10 ... Electrophotographic device 12 ... Photosensitive drum 13 ... Charging device 14 ... Laser beam 16 ... Exposure unit 17 ... Exposure device 18 ... Development unit 18a ... Development unit stage 18Y-18C ... Liquid developer 21 ... Transfer particle layer forming device 22 ... Squeeze device 22a ... Squeeze roller 23 ... Drying device 27 ... Transfer device 27a ... Intermediate transfer roller 27b ... Pressure roller 28 ... Cleaner 30 ... Erase lamp 32Y to 32C ... Developing device 33Y to 33C ... Developing roller 36 ... Container 37 ... Particle layer for transfer 37a ... Liquid transfer material 38 ... Roller electrode 40 ... Particle layer for transfer 41 ... Toner layer

   ─────────────────────────────────────────────────── ─── Continued front page    (72) Inventor Mitsugu Saito             1st Komukai Toshiba-cho, Sachi-ku, Kawasaki-shi, Kanagawa             Inside the Toshiba Research and Development Center (72) Inventor Seiichi Ooka             1st Komukai Toshiba-cho, Sachi-ku, Kawasaki-shi, Kanagawa             Inside the Toshiba Research and Development Center F-term (reference) 2H069 DA00                 2H074 AA03 CC21 CC41 EE07                 2H200 FA02 GA18 GA23 GA43 GA47                       JA07 JA08 JA21 JA25 JA27                       JA29 JA30 JC02 JC13 JC15                       JC19 LB15 MA03 MA12 MA13                       MC15 PA01 PA11 PB16 PB17

Claims (7)

[Claims] 1. An image bearing member, a transfer particle layer forming means for forming a transfer particle layer on at least a part of the image bearing member, and a liquid developer containing toner particles and a carrier liquid. Development forming means for forming a toner layer composed of the toner particles corresponding to image information on the surface of the carrier so that at least a part of the toner layer is laminated on the transfer particle layer, and the toner layer is formed of the transfer particle layer. An image forming apparatus comprising: a transfer means for transferring pressure to a transfer medium together with at least a part thereof, wherein particles in the transfer particle layer are stronger than adhesive force between the transfer particle layer and the image carrier. An image forming apparatus having a smaller cohesive force. 2. The transfer means transfers the toner layer together with at least a part of the transfer particle layer from the image carrier, and then transfers the toner layer together with at least a part of the transfer particle layer.

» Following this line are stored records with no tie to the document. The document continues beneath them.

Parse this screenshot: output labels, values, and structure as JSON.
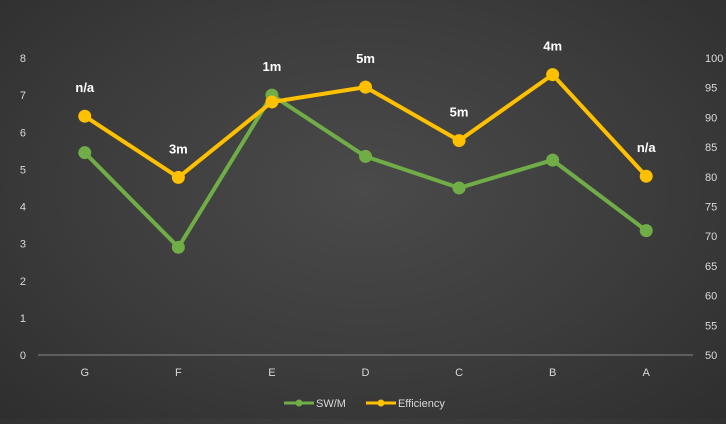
{
  "chart_data": {
    "type": "line",
    "categories": [
      "G",
      "F",
      "E",
      "D",
      "C",
      "B",
      "A"
    ],
    "series": [
      {
        "name": "SW/M",
        "axis": "left",
        "color": "#70ad47",
        "values": [
          5.45,
          2.9,
          7.0,
          5.35,
          4.5,
          5.25,
          3.35
        ]
      },
      {
        "name": "Efficiency",
        "axis": "right",
        "color": "#ffc000",
        "values": [
          90.2,
          79.9,
          92.6,
          95.1,
          86.1,
          97.2,
          80.1
        ]
      }
    ],
    "annotations": [
      "n/a",
      "3m",
      "1m",
      "5m",
      "5m",
      "4m",
      "n/a"
    ],
    "y_left": {
      "min": 0,
      "max": 8,
      "ticks": [
        "0",
        "1",
        "2",
        "3",
        "4",
        "5",
        "6",
        "7",
        "8"
      ]
    },
    "y_right": {
      "min": 50,
      "max": 100,
      "ticks": [
        "50",
        "55",
        "60",
        "65",
        "70",
        "75",
        "80",
        "85",
        "90",
        "95",
        "100"
      ]
    },
    "legend": {
      "position": "bottom",
      "entries": [
        "SW/M",
        "Efficiency"
      ]
    },
    "grid": false,
    "title": "",
    "xlabel": "",
    "ylabel": ""
  }
}
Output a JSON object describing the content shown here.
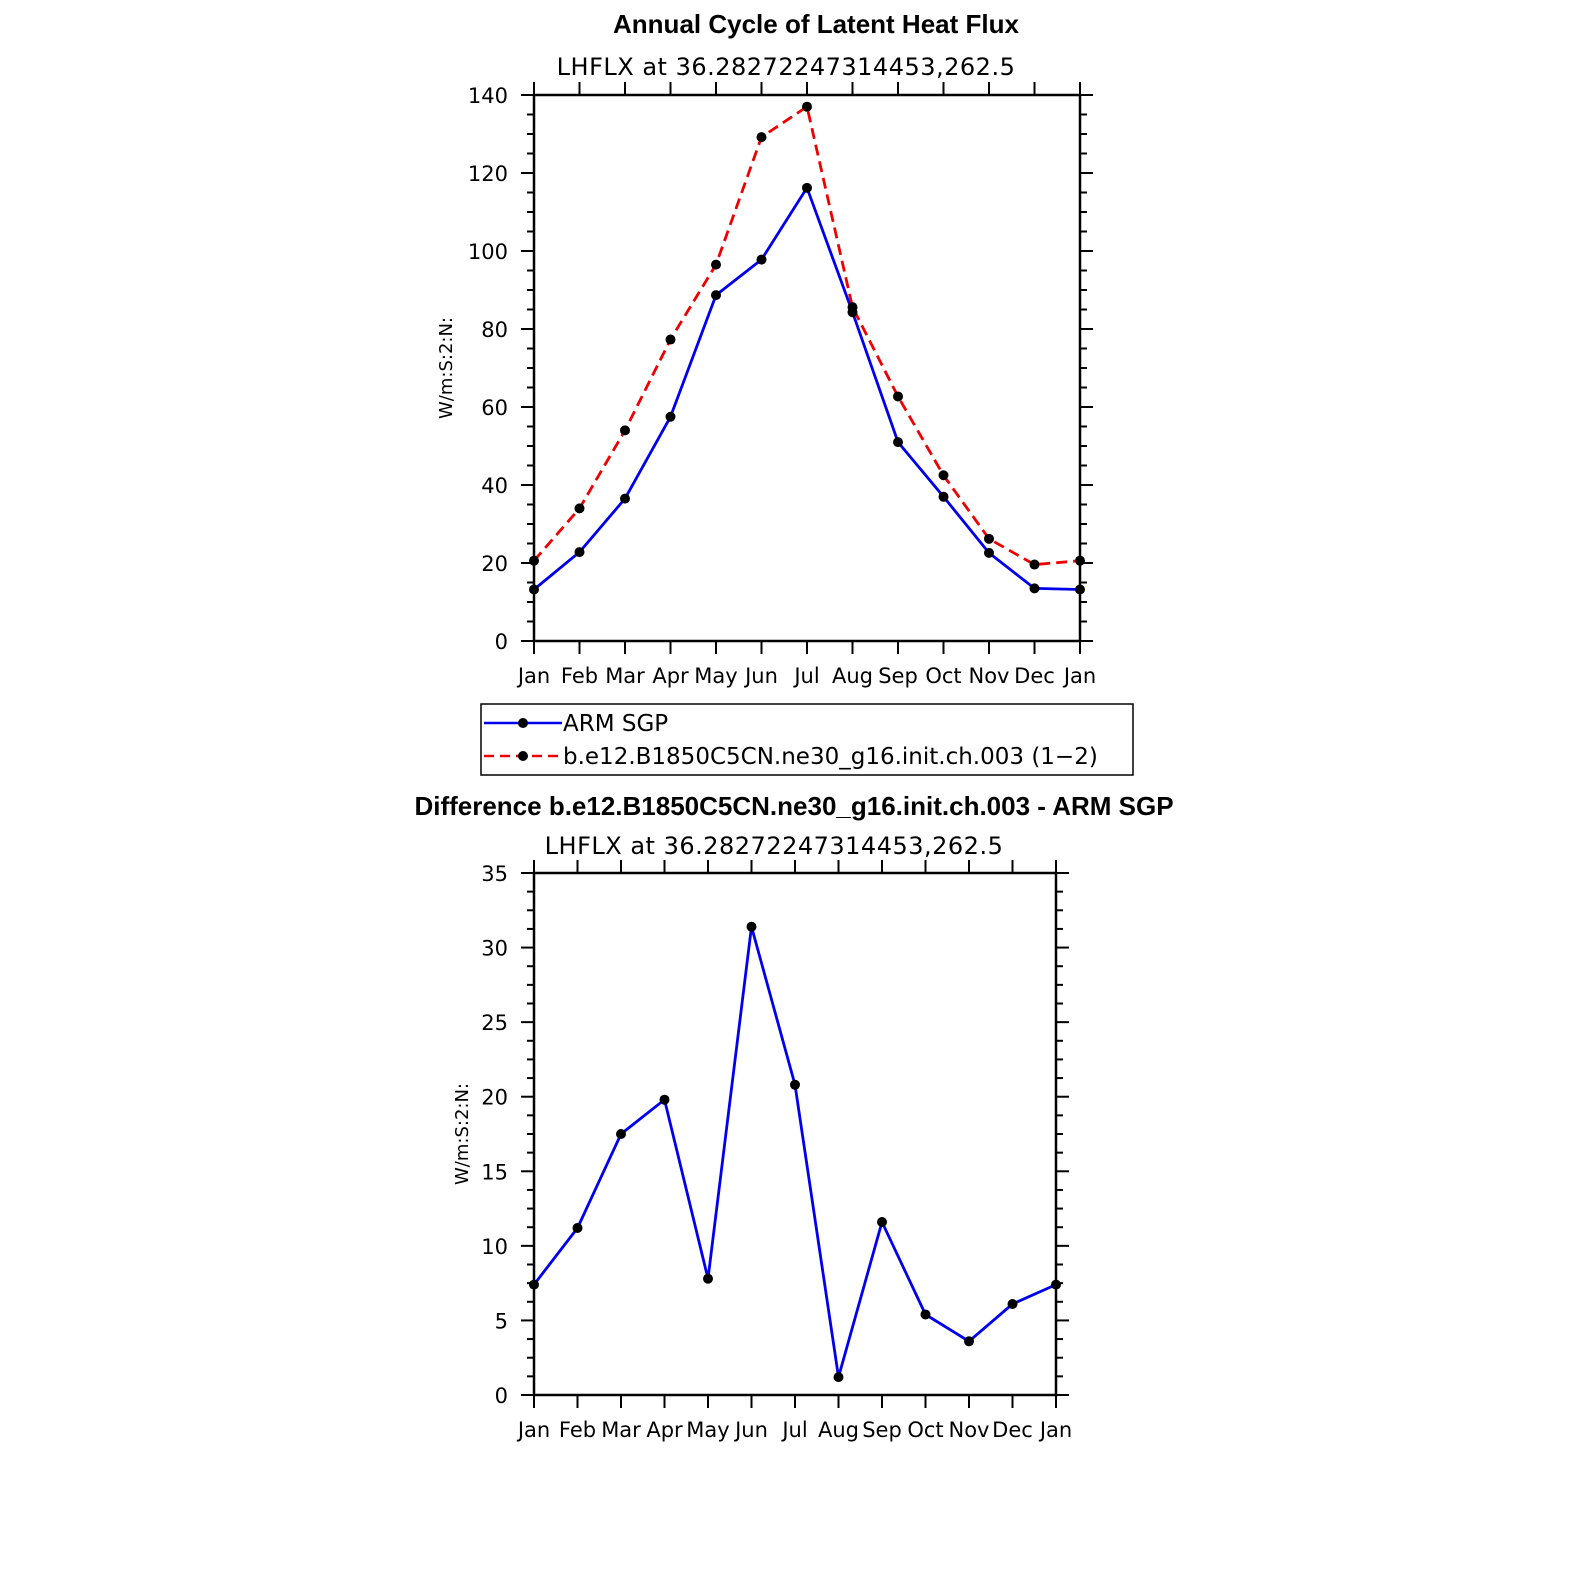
{
  "chart_data": [
    {
      "type": "line",
      "title": "Annual Cycle of Latent Heat Flux",
      "subtitle": "LHFLX at 36.28272247314453,262.5",
      "ylabel": "W/m:S:2:N:",
      "xlabel": "",
      "categories": [
        "Jan",
        "Feb",
        "Mar",
        "Apr",
        "May",
        "Jun",
        "Jul",
        "Aug",
        "Sep",
        "Oct",
        "Nov",
        "Dec",
        "Jan"
      ],
      "ylim": [
        0,
        140
      ],
      "yticks": [
        0,
        20,
        40,
        60,
        80,
        100,
        120,
        140
      ],
      "grid": false,
      "legend_position": "bottom",
      "series": [
        {
          "name": "ARM SGP",
          "color": "#0000ee",
          "dash": "solid",
          "values": [
            13.2,
            22.8,
            36.5,
            57.5,
            88.7,
            97.8,
            116.2,
            84.3,
            51.0,
            37.0,
            22.6,
            13.5,
            13.2
          ]
        },
        {
          "name": "b.e12.B1850C5CN.ne30_g16.init.ch.003 (1−2)",
          "color": "#ee0000",
          "dash": "dashed",
          "values": [
            20.6,
            34.0,
            54.0,
            77.3,
            96.5,
            129.2,
            137.0,
            85.6,
            62.7,
            42.5,
            26.2,
            19.6,
            20.6
          ]
        }
      ]
    },
    {
      "type": "line",
      "title": "Difference b.e12.B1850C5CN.ne30_g16.init.ch.003 - ARM SGP",
      "subtitle": "LHFLX at 36.28272247314453,262.5",
      "ylabel": "W/m:S:2:N:",
      "xlabel": "",
      "categories": [
        "Jan",
        "Feb",
        "Mar",
        "Apr",
        "May",
        "Jun",
        "Jul",
        "Aug",
        "Sep",
        "Oct",
        "Nov",
        "Dec",
        "Jan"
      ],
      "ylim": [
        0,
        35
      ],
      "yticks": [
        0,
        5,
        10,
        15,
        20,
        25,
        30,
        35
      ],
      "grid": false,
      "series": [
        {
          "name": "",
          "color": "#0000ee",
          "dash": "solid",
          "values": [
            7.4,
            11.2,
            17.5,
            19.8,
            7.8,
            31.4,
            20.8,
            1.2,
            11.6,
            5.4,
            3.6,
            6.1,
            7.4
          ]
        }
      ]
    }
  ]
}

The image forming apparatus according to claim 1, further comprising an intermediate transfer medium that transfers the image onto a medium to be transferred. 3. The image forming apparatus according to claim 2, wherein the intermediate transfer medium applies shear stress to the toner layer and the transfer particle layer on the image carrier. 4. The image forming apparatus according to claim 1, wherein the transfer particle layer is formed in a pattern corresponding to an area where the toner layer is formed. 5. An area setting means for setting a pattern forming area of the transfer particle layer according to a detection result from a front edge detecting section for detecting a front edge of the image information. 4. The image forming apparatus according to item 4. 6. The thickness of the transfer particle layer is controlled according to the concentration of the toner layer.
The image forming apparatus described. 7. A step of forming a transfer particle layer having a cohesive force smaller than an adhesive force with the image carrier on at least a part of the image carrier, and using a liquid developer containing toner particles and a carrier liquid. A toner layer corresponding to image information on the surface of the image carrier,
A step of forming at least a part so as to be laminated on the transfer particle layer, and pressure-transferring the toner layer formed on the surface of the image carrier to a transfer medium together with at least a part of the transfer particle layer. An image forming method comprising a transfer step.